Autopsy information provided the first image of the human coronary system. Their findings provided insight into the basic processes underlying chest pain and heart attack; identified collateral heart circulation; defined the anatomy of the diseased heart and the vascular changes of congestive heart failure and cardiogenic shock.
A special autopsy issue, three studies offer insight into how autopsy contributes to answers about the causes of sudden cardiac death, gathering information from implantable devices about time and cause of death as well as ways to improve heart function, and identifying the original cause of atherosclerosis fatty deposits that can clog arteries and lead to heart attack and stroke.
The first study suggests that molecular autopsy may provide answers regarding sudden unexplained death in the young and whether surviving family members are also at risk. They studied autopsy subjects with cardiac implantable electronic devices (CIEDs). These devices often store valuable downloadable information which is used to determine cause, mechanism and time of death more precisely than autopsy alone.

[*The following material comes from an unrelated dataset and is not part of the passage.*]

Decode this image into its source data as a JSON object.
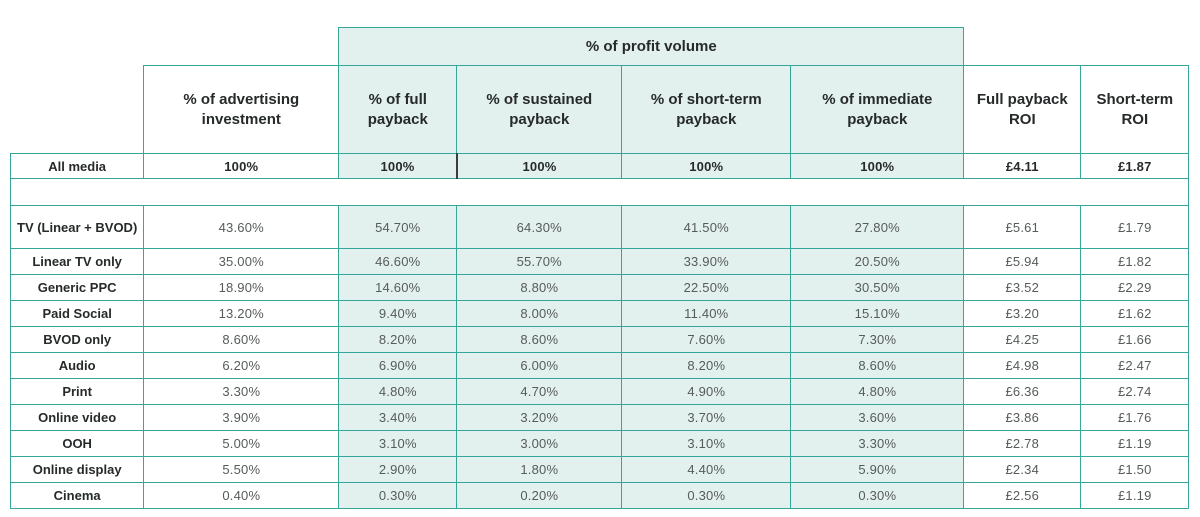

Cardiac Implanted Electronic Devices
The researchers collected and analyzed data from 151 cardiac implanted electronic devices 109 pacemakers, 35 defibrillators and seven implantable loop recorders—removed during 5,368 autopsies conducted from February 2012 to April 2017. Device and data analysis determined the time of death in 70% of these cases and clarified the cause of death in 60.8%. Also, device analysis in an important tool to detect potential CIED-related safety issues.
They took tissue samples harvested from 100 autopsies of young adults and used mass-spectrometry to identify early signs of "re-wiring" at a cellular level that appear to be the earliest sign of atherosclerosis.
Tests of the tissue samples detected changes in a handful of mitochondrial proteins considered the building blocks of tissue. Importantly all the changes occurred in protein networks believed to be markers for atherosclerosis.
A role of an autopsy can play in the American Heart Association's One Brave Idea initiative, which is intended as a multipronged campaign to identify the cause of heart disease and identify strategies to prevent it.